Read in English.

Uluslararası Basın Enstitüsü (IPI), geçtiğimiz hafta akademisyen ve gazeteci Mehmet Altan’ı mercek altına alarak savunma metninden ifadelere alıntı yapmıştı. Altan savunmasında, “Hukuk söz konusu olsa, bunların hiç birini yaşamayacaktım. Hukuk yok edildiği için ben buradayım,” sözlerini kullanmıştı.

16 Şubat Cuma günü, Altan ve aynı davada sanık beş kişiye “ağırlaştırılmış” müebbet cezası verilmesi ardından Türkiye’de hukuk devletinin mutlak çöküşünün izleri elle tutulur halde.

Türk mahkemeleri, Mehmet Altan ve kardeşi, yazar Ahmet Altan’ın sanık olduğu bu ve diğer davalarda yargı sürecinin düzgün işleyişine uymakta defalarca başarısız oldu. Hukuki usule aykırılık bir çok aşamada göze çarpıyor; tutuklu yargılama süreçlerinin uzunluğu, delil yetersizliği ve geç hazırlanan iddianameler. Bu ihlallere şimdi bir de yenisi eklendi: iddia edilen suçlamalara sınırın çok ötesinde cezalar.

“Bilinçaltına mesaj” gönderdikleri için müebbet hapis

Sosyal medya paylaşımları ve “retweet”ler yüzünden gazeteci ve sivillere mahkemelerce ceza verilmesi yeteri kadar sert ve acımasızken, şimdi de Türkiye’de “bilinçaltına mesaj” göndermekten şüpheli yargılanan gazetecilere müebbet hapis verilebildiği gerçek dışı bir safhaya geçmiş bulunuyoruz.

Bu safha artık, ne son mertebesinde bir medya sansürü, ne de ifade özgürlüğüne vurulmuş bir ket. Aksine, bu durum, hem ülkede hem de tüm dünyada konuşma hürriyetinin hiçe sayılmasının mümkünatı olan en açık gösterimidir.
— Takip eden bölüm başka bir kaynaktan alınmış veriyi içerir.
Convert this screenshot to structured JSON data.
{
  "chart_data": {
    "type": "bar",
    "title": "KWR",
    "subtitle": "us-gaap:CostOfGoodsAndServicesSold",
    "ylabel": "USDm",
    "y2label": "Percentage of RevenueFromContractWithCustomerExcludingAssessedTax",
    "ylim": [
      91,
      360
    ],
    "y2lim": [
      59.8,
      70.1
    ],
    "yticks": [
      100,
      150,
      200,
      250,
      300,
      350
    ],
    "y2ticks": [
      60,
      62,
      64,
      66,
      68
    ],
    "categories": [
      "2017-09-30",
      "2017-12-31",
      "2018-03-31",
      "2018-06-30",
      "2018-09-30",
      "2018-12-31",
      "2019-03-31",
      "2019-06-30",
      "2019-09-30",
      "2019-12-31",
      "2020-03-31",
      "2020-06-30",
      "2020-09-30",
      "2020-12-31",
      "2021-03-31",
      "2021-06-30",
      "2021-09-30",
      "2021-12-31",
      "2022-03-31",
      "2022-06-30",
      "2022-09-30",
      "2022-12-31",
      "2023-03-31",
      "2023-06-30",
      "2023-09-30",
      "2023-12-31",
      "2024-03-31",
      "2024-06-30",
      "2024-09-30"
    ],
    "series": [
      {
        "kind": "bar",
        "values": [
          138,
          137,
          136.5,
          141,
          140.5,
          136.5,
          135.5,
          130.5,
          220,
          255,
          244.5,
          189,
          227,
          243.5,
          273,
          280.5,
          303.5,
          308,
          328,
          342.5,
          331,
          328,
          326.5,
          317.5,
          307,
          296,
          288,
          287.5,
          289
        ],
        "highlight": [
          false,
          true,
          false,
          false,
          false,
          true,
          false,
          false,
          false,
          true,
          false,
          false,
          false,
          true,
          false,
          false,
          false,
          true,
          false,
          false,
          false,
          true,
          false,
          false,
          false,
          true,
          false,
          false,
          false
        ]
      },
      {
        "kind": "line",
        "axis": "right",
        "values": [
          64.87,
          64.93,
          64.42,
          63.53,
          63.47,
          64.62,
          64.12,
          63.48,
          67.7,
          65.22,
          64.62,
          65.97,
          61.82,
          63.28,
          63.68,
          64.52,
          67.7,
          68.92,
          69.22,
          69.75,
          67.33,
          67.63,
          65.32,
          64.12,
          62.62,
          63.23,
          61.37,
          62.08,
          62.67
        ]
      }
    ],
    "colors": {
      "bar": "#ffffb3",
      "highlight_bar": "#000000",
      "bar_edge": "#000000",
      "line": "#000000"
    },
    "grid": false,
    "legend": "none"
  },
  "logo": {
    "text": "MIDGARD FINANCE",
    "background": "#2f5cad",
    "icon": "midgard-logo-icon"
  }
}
Altan kardeşler için mahkeme kararı, Alman gazetesi Die Welt Türkiye muhabiri Deniz Yücel’in İstanbul 32. Ağır Ceza Mahkemesi tarafından yargısız tutuklanmak üzere salıverilmesinden sadece bir kaç saat sonra geldi.

Mehmet ve Ahmet Altan gibi, Yücel de bir yılı aşkın hücre hapsinde tutuluyordu, hem de hakkından hazırlanmış bir iddianeme olmadan. Tutukluluğuna gösterilen “deliller” arasında ise sadece bir kaç haber ve makalesi yer alıyordu. Cuma günü serbest bırakılmasının ardından, yurt dışı yasağı olmadığı için Almanya’ya geri dönen Yücel’in tersine Altan kardeşlere ömürlerinin geri kalanını bir hücrede geçirmek üzere müebbet hapis cezası verildi.

İki dava arasındaki fark ise şu; Deniz Yücel siyasi bir piyon olarak kullanılırken, Altan kardeşler kullandıkları çarpıcı üslupları sebebiyle cezalandırıldı.

IPI Türkiye Ulusal Komitesi başkanı Kadri Gürsel’in de belirttiği gibi:

Türkiye’de hukuk devleti geçen haftanın mahkeme kararlarıyla bir kez daha hezimete uğradı. Hükümetin yargı üzerindeki etkisi, Cumhurbaşkanı Recep Tayyip Erdoğan’ı eleştiren hemen her gazeteci ve yazarı yargılaması, hatta cezalandırmasıyla bugün tamamen gözler önünde.

Avrupa İnsan Hakları Mahkemesi’nin (AİHM) bahsi geçen gazeteci davaları üzerine harekete geçmesinin artık tam zamanı. AİHM, Türkiye ile ticari anlaşmalar içinde olan Avrupa hükümetlerinden gelen başvurulara, insan hakları, adalet ve özgür medyayı ilgilendiren başvurulardan daha büyük öncelik vermemelidir.

Gazetecilik suç değildir. Gazeteciler siyasi rehineler olarak kullanılamaz. Daha önemlisi, gazeteciler ifade özgürlüklerini kullandıkları için müebbet hapisle cezalandırılamazlar. IPI, Türkiye’deki gazetecilere yönelik davaları gözlemlemeyi ve hukuki süreç ihlallerini raporlamayı sürdürecek; üyelerimiz, meslektaşlarımız ve Ulusal Komitemizin arkasında durmaya, ülkedeki medya özgürlüğünün geri kazanılması için hem Avrupa hem Türkiye’de çalışmaya ve işlerini yaptıkları için tutuklanan tüm gazetecileri her koşulda savunmaya, dünden daha büyük bir bağlılıkla, devam edecektir.